PlantVillage Kilifi Team's Countrywide Journey: Assessing Agricultural Projects in Kenya

Posted on

PlantVillage Kenya's Kilifi team recently embarked on an exciting journey across the country to assess various agricultural projects that are helping to transform the farming landscape.

The team, comprised of agronomy and agroforestry experts, covered a wide range of agricultural domains during their expedition including horticulture, dairy farming, agroforestry, agronomy, and parasitoid rearing. They visited Uasin Gishu, Bungoma, Kisumu, Elgeyo Marakwet, and Baringo counties, where they had the opportunity to interact with farmers, researchers, and innovators working tirelessly to improve Kenya's agriculture sector.

PlantVillage Kilifi Team's Countrywide Journey: Assessing Agricultural Projects in Kenya

The team's journey began with a visit to horticultural farms in Uasin Gishu County exploring production of high value crops such as onions, chilies, garlic and capsicum. They observed firsthand the innovative practices and technologies being adopted by local farmers to enhance crop productivity and quality.

“Soil testing is key to ensuring food security, I do soil test yearly to determine the nutrients available and enhance soil fertility for growing high value crops in my farm,” said Ken, a horticulturist in Turbo, adding that he waters his crops during the day to avoid fungal diseases. 

Additionally, the team explored a dairy farm in the same region, gaining insights into modern dairy management techniques and sustainable dairy farming practices.

In Bungoma County, the agroforestry team met with lead farmers Ramadhan Abdalla and James Kakula who have been successfully implementing agroforestry practices on their land.

Ramadhan integrates trees with crops or livestock to create a more diverse and resilient farming system while James operates a tree nursery and is involved in large-scale production of banana seedlings.

The team assessed the farmers' agroforestry projects and learned about the benefits of tree planting, such as improved soil fertility, increased biodiversity, and enhanced climate resilience.

The agronomy team visited the Kenya Industrial Research and Development Institute (KIRDI) in Kisumu to gain insights into cutting-edge agronomic research and innovations.
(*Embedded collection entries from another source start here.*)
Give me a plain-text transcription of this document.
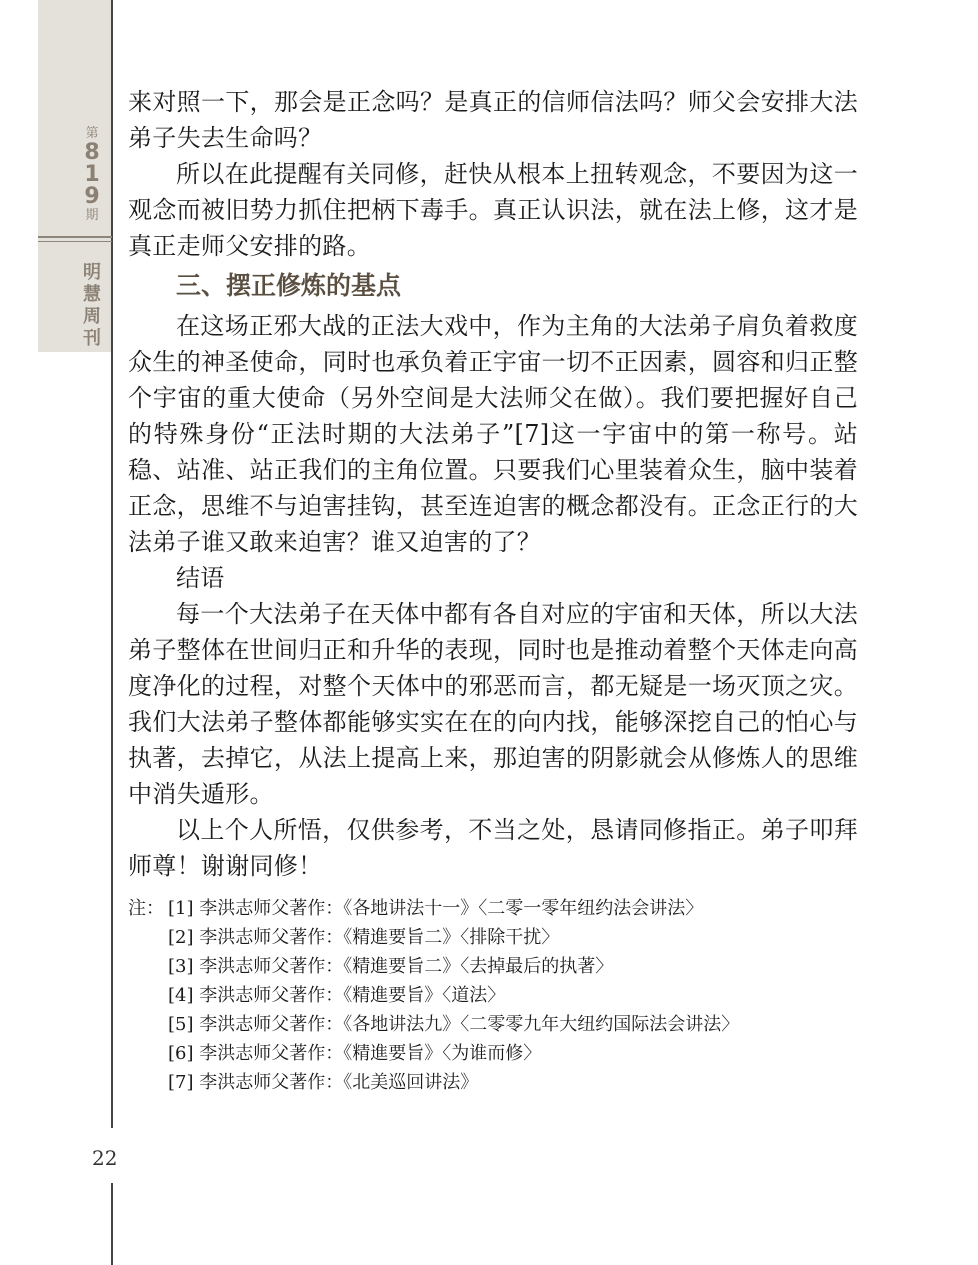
第
8
1
9
期
明
慧
周
刊

来对照一下，那会是正念吗？是真正的信师信法吗？师父会安排大法弟子失去生命吗？

所以在此提醒有关同修，赶快从根本上扭转观念，不要因为这一观念而被旧势力抓住把柄下毒手。真正认识法，就在法上修，这才是真正走师父安排的路。

三、摆正修炼的基点

在这场正邪大战的正法大戏中，作为主角的大法弟子肩负着救度众生的神圣使命，同时也承负着正宇宙一切不正因素，圆容和归正整个宇宙的重大使命（另外空间是大法师父在做）。我们要把握好自己的特殊身份“正法时期的大法弟子”[7]这一宇宙中的第一称号。站稳、站准、站正我们的主角位置。只要我们心里装着众生，脑中装着正念，思维不与迫害挂钩，甚至连迫害的概念都没有。正念正行的大法弟子谁又敢来迫害？谁又迫害的了？

结语

每一个大法弟子在天体中都有各自对应的宇宙和天体，所以大法弟子整体在世间归正和升华的表现，同时也是推动着整个天体走向高度净化的过程，对整个天体中的邪恶而言，都无疑是一场灭顶之灾。我们大法弟子整体都能够实实在在的向内找，能够深挖自己的怕心与执著，去掉它，从法上提高上来，那迫害的阴影就会从修炼人的思维中消失遁形。

以上个人所悟，仅供参考，不当之处，恳请同修指正。弟子叩拜师尊！谢谢同修！

注： [1] 李洪志师父著作：《各地讲法十一》〈二零一零年纽约法会讲法〉
[2] 李洪志师父著作：《精進要旨二》〈排除干扰〉
[3] 李洪志师父著作：《精進要旨二》〈去掉最后的执著〉
[4] 李洪志师父著作：《精進要旨》〈道法〉
[5] 李洪志师父著作：《各地讲法九》〈二零零九年大纽约国际法会讲法〉
[6] 李洪志师父著作：《精進要旨》〈为谁而修〉
[7] 李洪志师父著作：《北美巡回讲法》
22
The team engaged with experts, delving into the hybrid solar dryer technology that utilizes biomass and solar heat to enhance the value addition process of cassava and other crops.

In Eldoret, the team delved visited the USAID Current and Emerging Threats to Crops Innovation to understand the process of rearing and releasing parasitoids into the environment.

Under the guidance of Frankline Areba, the lead in the lab, the team was sensitized on the biological control of the fall armyworm.

“Parasotoids are advantageous because, unlike pesticides, they do not harm other natural enemies who assist in controlling the fall armyworm,” he noted.

The journey took an interesting turn as the team visited an Irish potato farm in Elgeyo Marakwet County. They had the opportunity to witness the intricacies of potato farming, from seed selection to farming.

“It is important to select quality seed when planting, a good potato seed has many eyes, the more the eyes the more the roots therefore production will be high,” said Matthew Korir, who leads the project in Elgeyo Marakwet.

The team concluded their expedition with a visit to the biochar production site in Salabani, Baringo County, where they learned about the process of biochar production and its potential to enhance soil fertility and mitigate climate change.

“We have managed to rejuvenate 15 acres of land through producing biochar from the invasive weed Prosopis juliflora,” said John Mayieka, who is in charge of the PlantVillage biochar project.

Mayieka added that the project has aided the community by providing employment to over 40 people.

“We are honored to have explored a broad spectrum of agricultural practices that are contributing to Kenya's food security, environmental sustainability, and economic development,” said Isaac Kiplangat, a research extension officer in Magarini Sub-county.

This exchange program not only allowed the team to assess ongoing projects but also fostered knowledge sharing and collaboration among farmers, researchers, and experts. The lessons learned during this journey will undoubtedly contribute to the continued growth and improvement of Kenya's agriculture sector.